ST. PETERSBURG — Robin Mitchell was fond of outrageous statements. If God had wanted panthers not to become extinct, he once told an environmental writer, "he would have given them opposable thumbs and trigger fingers."
One-liners seemed to flow effortlessly from Mr. Mitchell, who enjoyed a favorite tie-dyed T-shirt and drove a van sporting a license plate that read R-E-5-I-5-T ("resist").
There was plenty of time for business: arrests and trials and politics he covered for the Evening Independent and the St. Petersburg Times.
But when he saw a chance to prank somebody, he took it.
One famous occasion involved pneumatic tubes similar to those used at a bank's drive-through window, which newspaper employees once used to send materials to each other.
"He stuffed a taxidermized duck head into a tube, from the third floor to the fourth-floor librarian," recalled Jon Wilson, then a fellow reporter at the Independent. The duck head's arrival "set off a lot of screaming," Wilson said.
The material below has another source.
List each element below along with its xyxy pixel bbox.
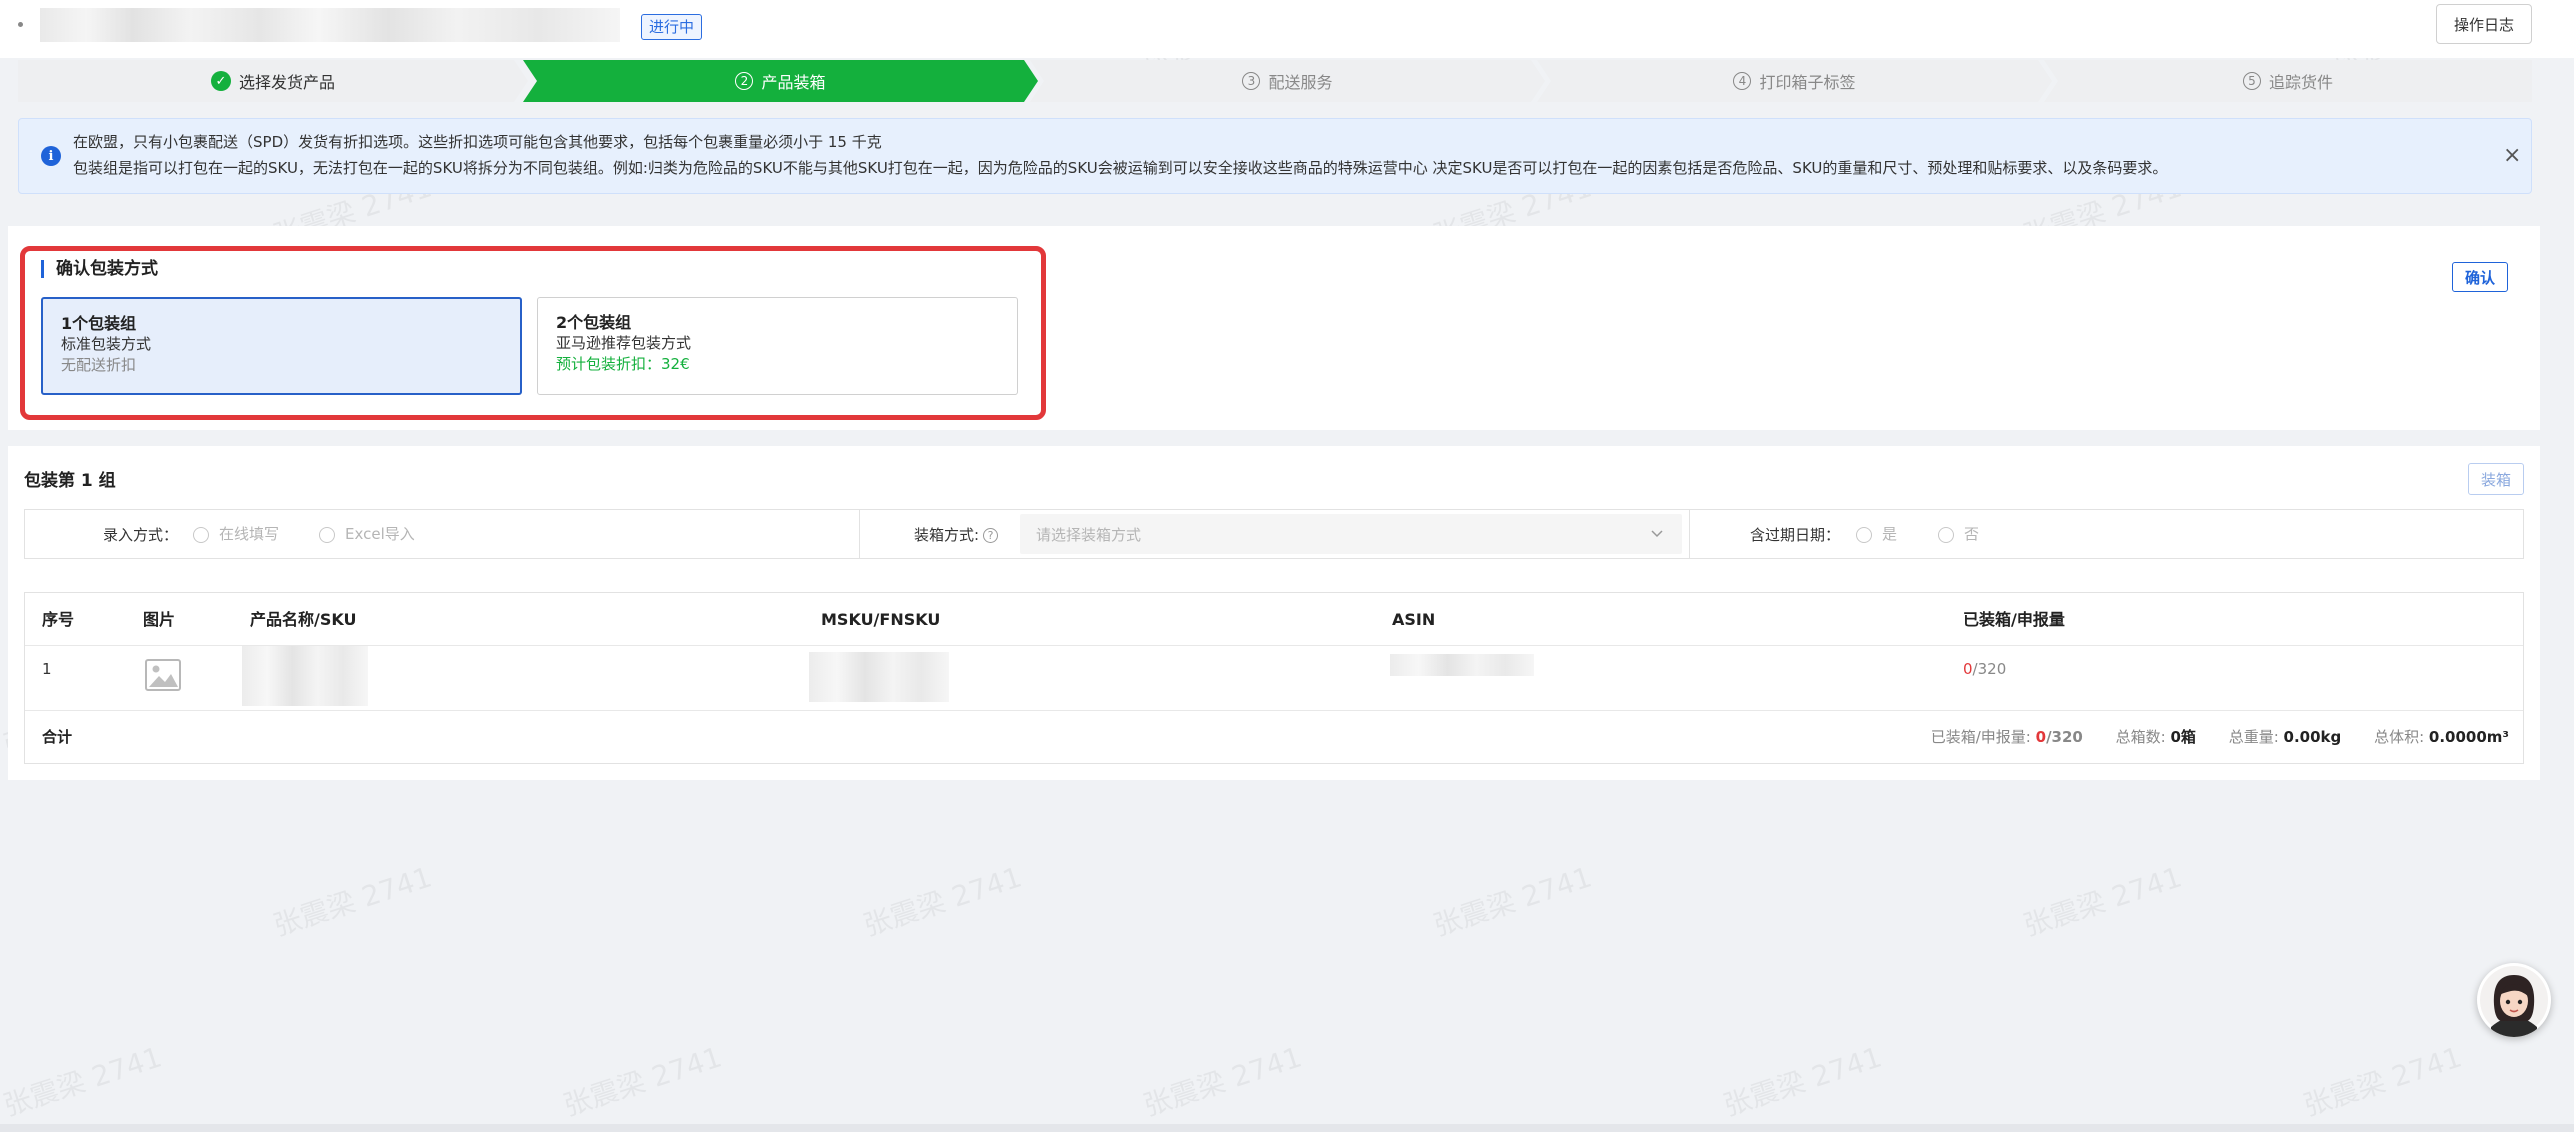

He flouted convention even in the kitchen, where he devised a delicious macaroni and cheese dish containing 11 cheeses.
Mr. Mitchell, a consummate free spirit, died April 29 of chronic liver disease. He was 62.
Despite the antics, Mr. Mitchell had a serious side. He championed local news and scoured other newspapers on car trips. He collected antiques and old books, and enjoyed reading by the pool near his wife, Sharon Bond, and dogs Lola and Gracie.
He was born in Paris, the son of educators. He joined the Independent in 1971 after graduating from the University of South Florida and stayed with the Times after the Independent closed in 1986.
He wrote stories readers found difficult to put down. For example, he began a story about the bandit D.B. Cooper this way: "On the night before Thanksgiving 1971, a man wearing a business suit, loafers and a parachute plunged from a Northwest Orient Airlines 727, vanishing into a black sky, freezing rain and infamy."
He also made an indelible mark as an eagle-eyed copy editor. Once, Wilson said, "One of our writers referred to 'General George Custer.' It slipped right by me. (Mr. Mitchell) sent back a note saying, 'At the time of the massacre in 1876, Custer was a lieutenant colonel.' That was pretty typical."
Mr. Mitchell retired in 2003. He became active in Democratic Party politics, working for Charlie Justice's successful state senatorial campaign in 2006 and as a political consultant. He also served on the board of the Suncoast Tiger Bay Club.
"He wasn't always the loudest person in the conversation," said Justice, "But when he did speak, people would listen because it wasn't just off the cuff. He had thought about it."
As Mr. Mitchell requested, there will be no funeral service. He was cremated in a favorite tie-dyed T-shirt and navy shorts.